Despite the above and other points of criticism, Windows XP was a notable triumph among private users and in companies. The author of this article still remembers how he cursed the candy-colored user interface back then – and how shortly after the appearance of XP all the computers in his area were converted to the new operating system.

After After the initial release, Microsoft brought out other variants of Windows XP such as the (unsuccessful) Tablet PC Edition or the Media Center Edition. Also, under pressure from regulators, there were the N and KN editions in Europe and Korea that had the media player and various media features removed. However, the majority of users were using Windows XP Home Edition or Professional.

While support for Windows XP was only planned for five years in 2001, with an extension for two more years after the release of the successor, Microsoft had to do this collect again soon. Because the successor Windows Vista was seriously late and the users refused to switch to this operating system. This only changed with the introduction of Windows 7 on October 22, 2009, so that Microsoft finally extended the support period for all versions of Windows XP to April 8, 2014.
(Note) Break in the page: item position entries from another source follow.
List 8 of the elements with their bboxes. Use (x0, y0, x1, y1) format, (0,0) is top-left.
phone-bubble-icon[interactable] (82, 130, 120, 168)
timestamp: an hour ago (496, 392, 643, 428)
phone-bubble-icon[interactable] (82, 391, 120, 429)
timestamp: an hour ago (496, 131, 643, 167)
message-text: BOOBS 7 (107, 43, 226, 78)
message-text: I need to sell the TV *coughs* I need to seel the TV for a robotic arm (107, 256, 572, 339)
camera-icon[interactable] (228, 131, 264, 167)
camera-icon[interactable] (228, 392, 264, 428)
But even after this expiration date, Windows XP stayed on many systems in use. According to, Windows XP is still running on 0.26 percent of all desktop computers in September 2021. These figures probably do not include the countless computers with Windows XP that are used in elevator or machine controls, money and ticket machines or display boards. In 2020 it became known that the elevator controls at the new Berlin airport BER were still running with Windows XP Embedded, which had been supported with a security update for a little longer. Windows XP is also still in use in submarines of the British Navy. In 2020, the source code of Windows XP was leaked by unknown persons.
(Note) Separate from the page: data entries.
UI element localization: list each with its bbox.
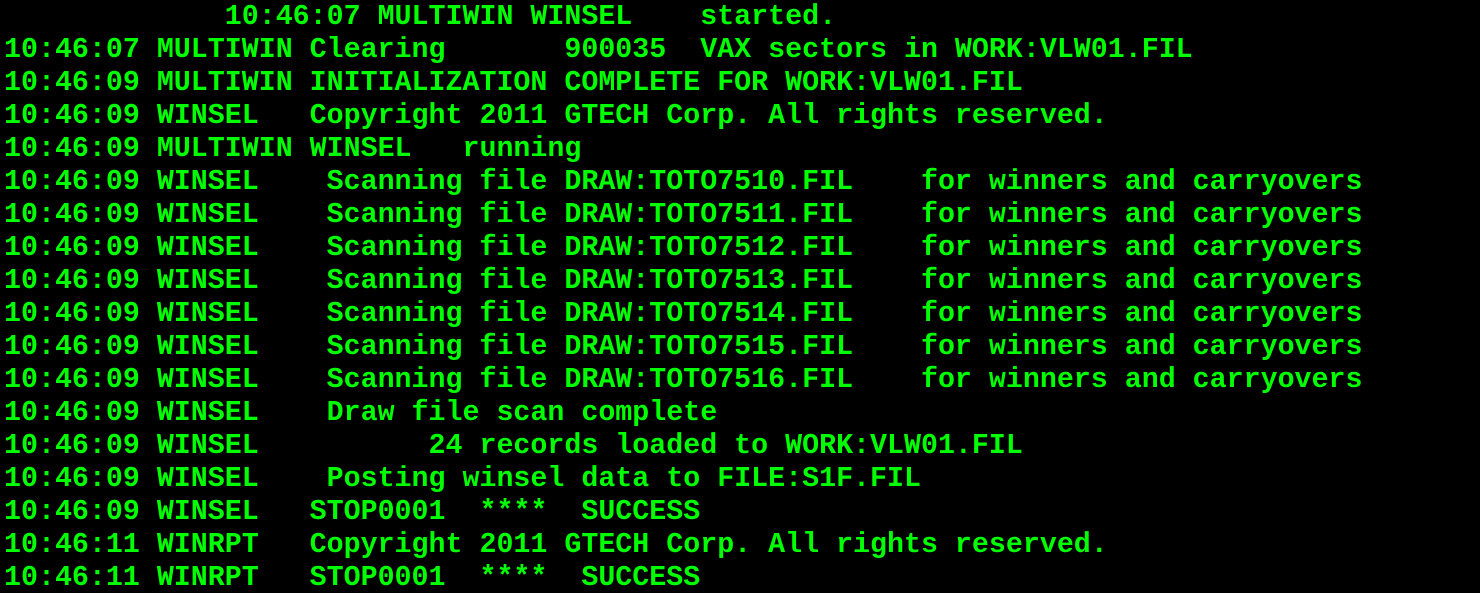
console-line: 10:46:09 MULTIWIN WINSEL running	[4, 133, 582, 165]
console-line: 10:46:09 WINSEL Scanning file DRAW:TOTO7…	[4, 232, 1363, 264]
terminal-console[interactable]: 10:46:07 MULTIWIN WINSEL started. 10:46:…	[0, 0, 1480, 593]
console-line: 10:46:09 MULTIWIN INITIALIZATION COMPLET…	[4, 67, 1023, 99]
console-line: 10:46:07 MULTIWIN WINSEL started.	[4, 1, 837, 33]
console-line: 10:46:11 WINRPT STOP0001 **** SUCCESS	[4, 562, 701, 593]
console-line: 10:46:09 WINSEL Scanning file DRAW:TOTO7…	[4, 331, 1363, 363]
console-line: 10:46:11 WINRPT Copyright 2011 GTECH Cor…	[4, 529, 1108, 561]
console-line: 10:46:09 WINSEL Scanning file DRAW:TOTO7…	[4, 166, 1363, 198]
console-line: 10:46:09 WINSEL Posting winsel data to F…	[4, 463, 921, 495]
console-line: 10:46:09 WINSEL STOP0001 **** SUCCESS	[4, 496, 701, 528]
console-line: 10:46:07 MULTIWIN Clearing 900035 VAX se…	[4, 34, 1193, 66]
console-line: 10:46:09 WINSEL Scanning file DRAW:TOTO7…	[4, 364, 1363, 396]
console-line: 10:46:09 WINSEL 24 records loaded to WOR…	[4, 430, 1023, 462]
console-line: 10:46:09 WINSEL Copyright 2011 GTECH Cor…	[4, 100, 1108, 132]
console-line: 10:46:09 WINSEL Scanning file DRAW:TOTO7…	[4, 265, 1363, 297]
console-line: 10:46:09 WINSEL Draw file scan complete	[4, 397, 718, 429]
console-line: 10:46:09 WINSEL Scanning file DRAW:TOTO7…	[4, 298, 1363, 330]
console-line: 10:46:09 WINSEL Scanning file DRAW:TOTO7…	[4, 199, 1363, 231]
The bottom line, Windows XP proved to be in terms of its Spread as a terrific success for Microsoft. At the end of the day, however, the company fell victim to its own success. Because the numerous systems still running Windows XP and connected to the Internet represent a security risk par excellence that even requires unplanned improvements beyond the support period. In 2017, Microsoft was forced to release a security patch for Windows XP and Windows Vista to thwart attacks similar to those of WannaCry ransomware. In the case of WannaCry, on the other hand, only the fact that Windows XP was too unstable for the pest and triggered blue screens prevented it from spreading more widely on computers with this outdated operating system.